Djokovic prevailed in the final after needing over four hours to knock out Nadal, the defending champion, in the semifinals.

“It was an electric atmosphere, Djokovic said. “I want to thank everyone who has been with me on this journey.

“I have played almost nine hours over the last 48 hours against two great champions, it was really tough physically over the last three days, but I trusted in my capabilities and knew I could do it.”

Djokovic is the first man ever to win a Grand Slam title after having to rally from two sets down twice after also doing so against Italian teenager Lorenzo Musetti in the last 16.

Djokovic now has 84 career titles overall and Sunday’s win pushed him to the brink of $150 million in prize money.

If Djokovic can defend his title at Wimbledon and win his fourth U.S. Open, he will become the third man to win a calendar Grand Slam, something only achieved by Don Budge in 1937 and Laver in 1962 and 1969.

Djokovic also wants to win an Olympic gold medal in Tokyo to complete the first Golden Grand Slam by a male player.

“His goal and our goal is to win the Olympics and then win the Grand Slam,” his coach, Marian Vajda, said.

Tsitsipas, meanwhile, said he was motivated to follow in Djokovic’s footsteps.

“I had a good run here so I am happy with myself,” Tsitsipas said. “Novak has shown what a great champion he is and I hope one day to have half of what he has achieved.

“I tried my best.
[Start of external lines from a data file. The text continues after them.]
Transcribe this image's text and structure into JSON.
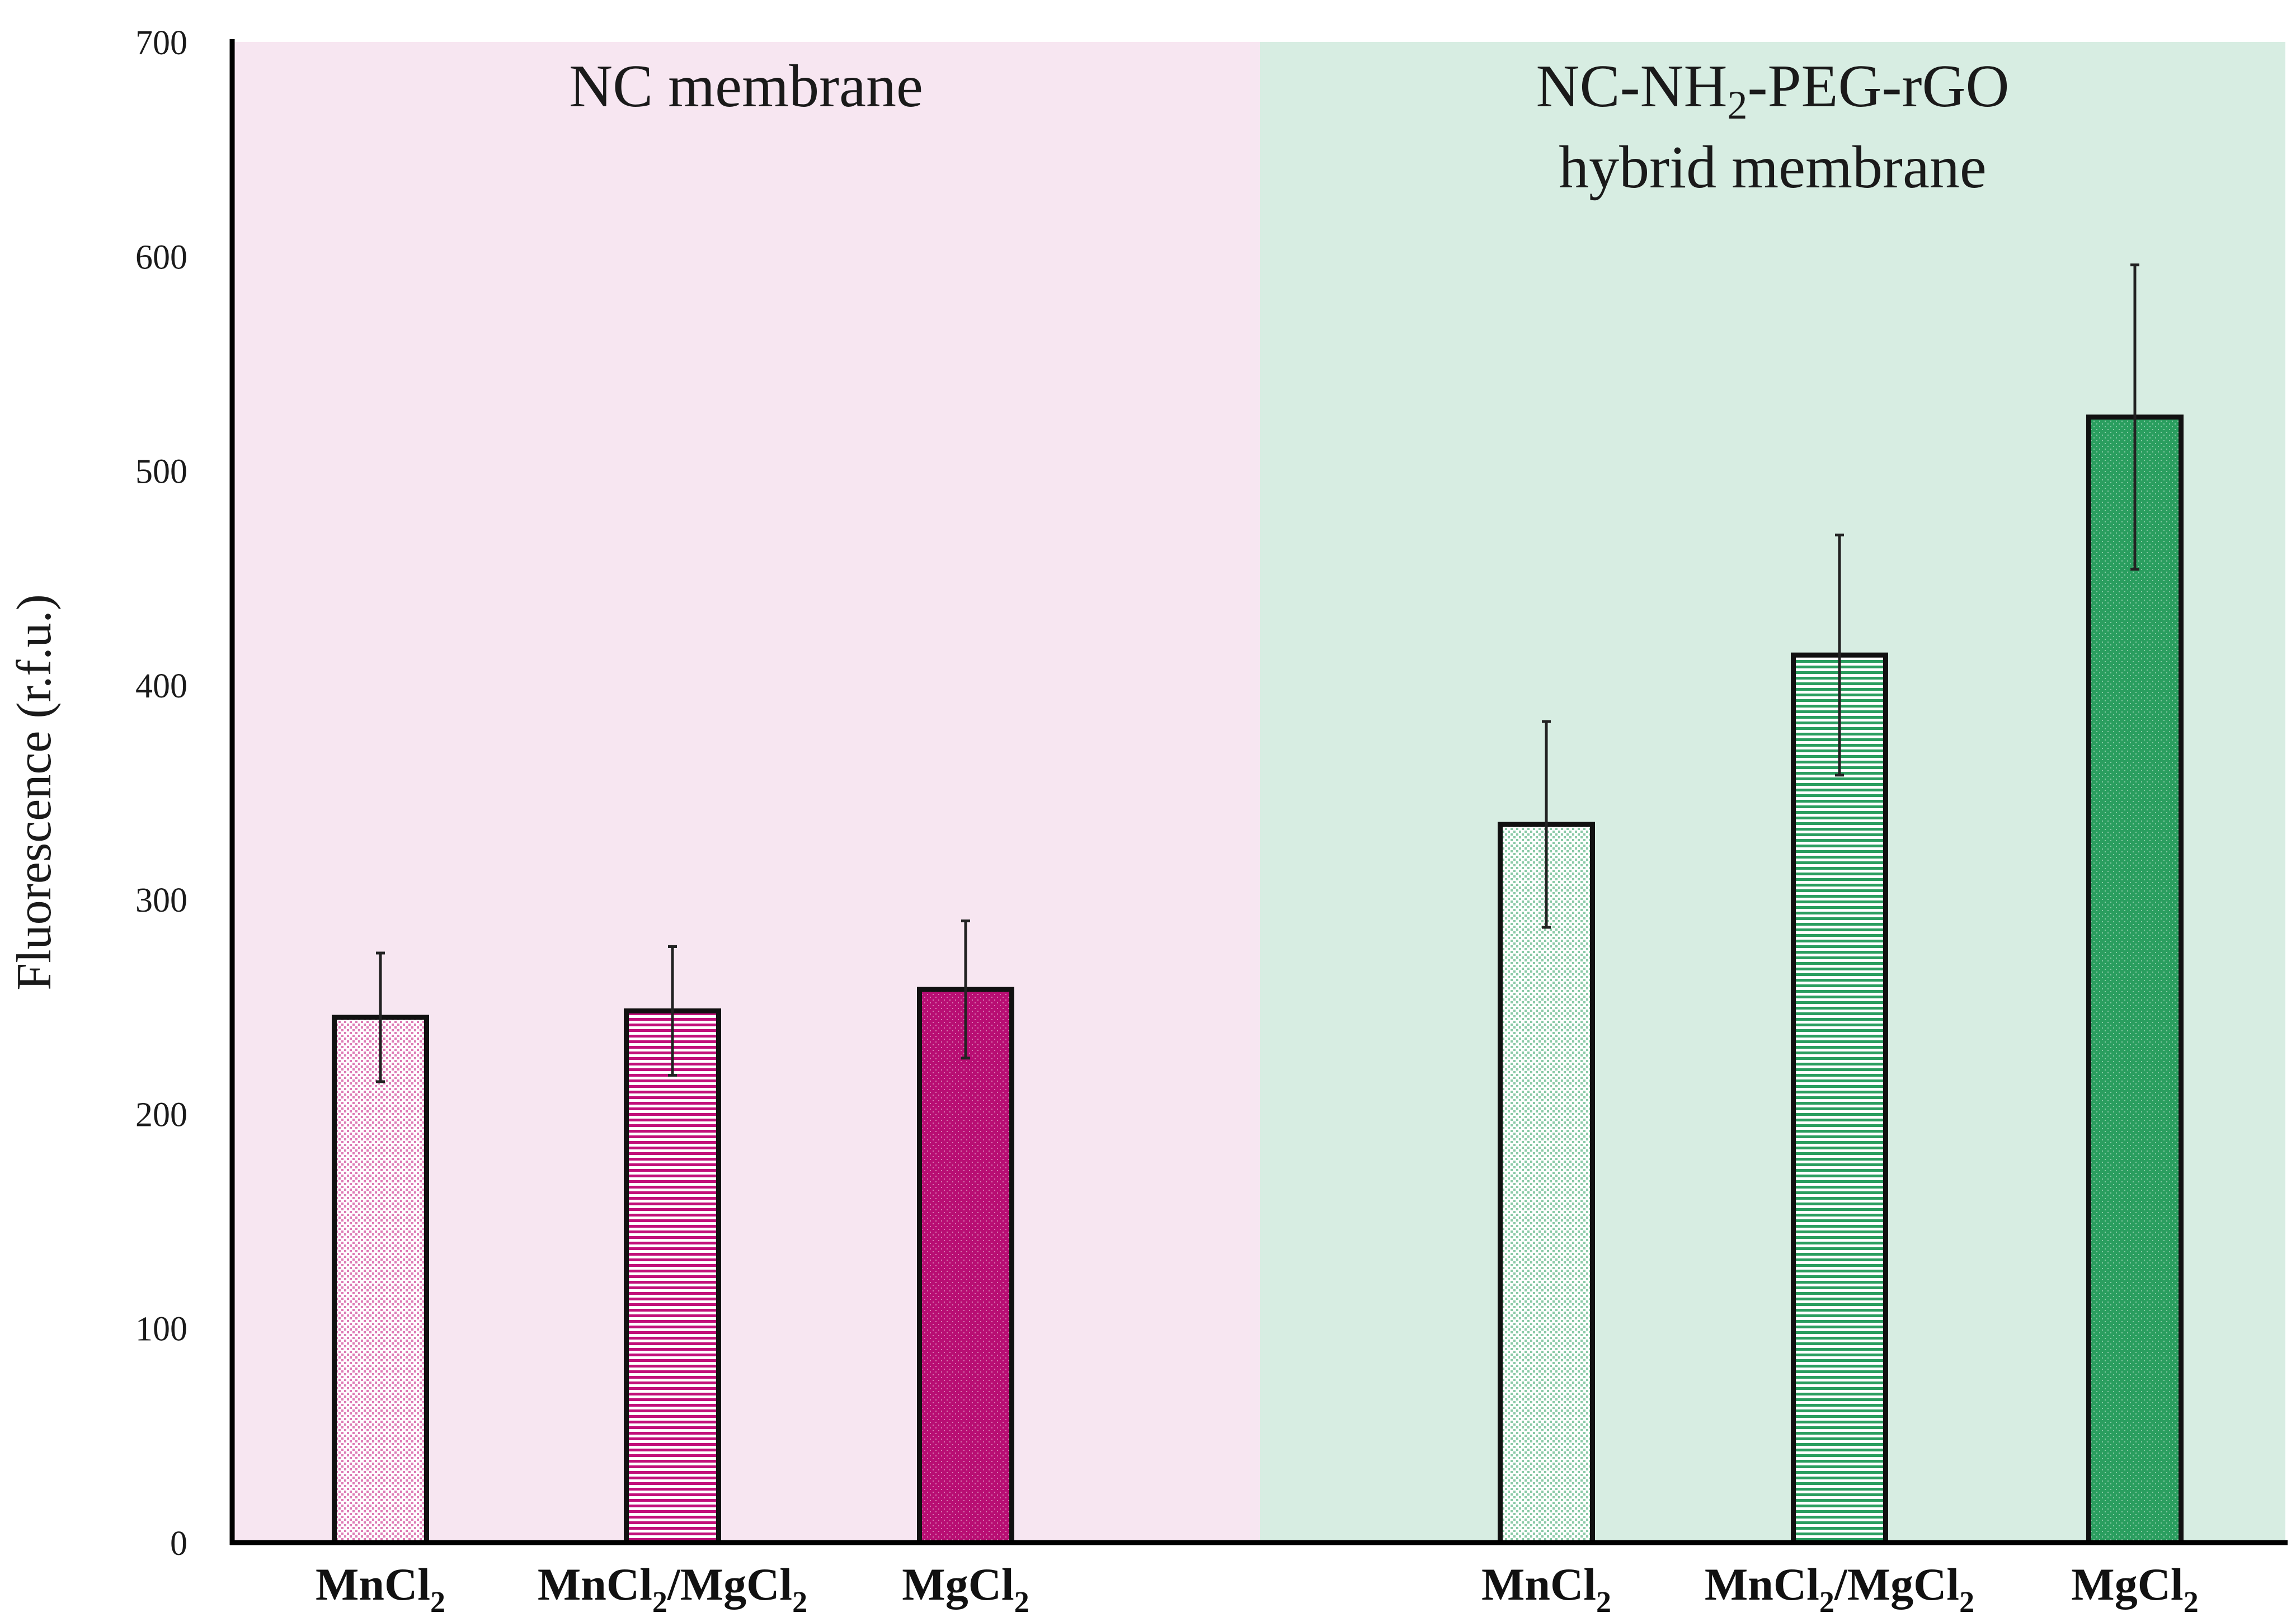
{
  "chart_data": {
    "type": "bar",
    "title": "",
    "xlabel": "",
    "ylabel": "Fluorescence (r.f.u.)",
    "ylim": [
      0,
      700
    ],
    "yticks": [
      0,
      100,
      200,
      300,
      400,
      500,
      600,
      700
    ],
    "grid": false,
    "panels": [
      {
        "title_lines": [
          "NC membrane"
        ],
        "color": "#f7e6f1",
        "bars": [
          {
            "label": "MnCl",
            "sub": "2",
            "value": 245,
            "error": 30,
            "pattern": "dots",
            "color": "#c2107a"
          },
          {
            "label": "MnCl",
            "sub": "2",
            "label2": "/MgCl",
            "sub2": "2",
            "value": 248,
            "error": 30,
            "pattern": "stripes",
            "color": "#c2107a"
          },
          {
            "label": "MgCl",
            "sub": "2",
            "value": 258,
            "error": 32,
            "pattern": "solid",
            "color": "#b80e73"
          }
        ]
      },
      {
        "title_lines": [
          {
            "pre": "NC-NH",
            "sub": "2",
            "post": "-PEG-rGO"
          },
          {
            "pre": "hybrid membrane",
            "sub": "",
            "post": ""
          }
        ],
        "color": "#d7ede2",
        "bars": [
          {
            "label": "MnCl",
            "sub": "2",
            "value": 335,
            "error": 48,
            "pattern": "dots",
            "color": "#2a9e5f"
          },
          {
            "label": "MnCl",
            "sub": "2",
            "label2": "/MgCl",
            "sub2": "2",
            "value": 414,
            "error": 56,
            "pattern": "stripes",
            "color": "#2a9e5f"
          },
          {
            "label": "MgCl",
            "sub": "2",
            "value": 525,
            "error": 71,
            "pattern": "solid",
            "color": "#2a9e5f"
          }
        ]
      }
    ]
  }
}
I had a good run and I’m happy with myself.”

Tsitsipas survived a nervy opening service game where he had to save two break points.

Djokovic, by contrast, didn’t concede a point in his first three service games.

Fired up by a time violation, Djokovic broke for the first time for a 6-5 lead but was unable to serve out the opening set as Tsitsipas got even with a series of razor-sharp returns.

Tsitsipas then saw 4-0 and 5-2 leads disappear in a dramatic tiebreaker.

He had to save a set point before claiming the opener after 70 minutes when Djokovic fired a forehand wide.

Dropping the opening set was familiar territory for Djokovic at this year’s French Open.

He had to recover from two sets down to beat Musetti and lost the opener against 13-time champion Nadal on Friday.

Tsitsipas, who is 12 years younger then Djokovic, broke again in the first game of the second set as the 2016 champion looked increasingly weary in the 30-degree heat.

The Greek edged ahead 5-2 and pocketed the second set with his eighth ace of the contest.

But the top seed was not finished, breaking in the fourth game of the third set to cut into the deficit.

Tsitsipas then called the trainer to treat a back problem which also gave him the opportunity to change the clay-covered shirt he’d worn since a tumble in the first set.

Thirty minutes later, it was two sets apiece after Djokovic secured a double break.

As the shadows swept across Court Philippe Chatrier, Tsitsipas’ mood also darkened as he fell into 3-1 hole in the decider.

As the clock ticked past four hours, he fought off two more break points in the seventh game, but Djokovic was not to be denied his latest slice of history, taking the glory on his second championship point.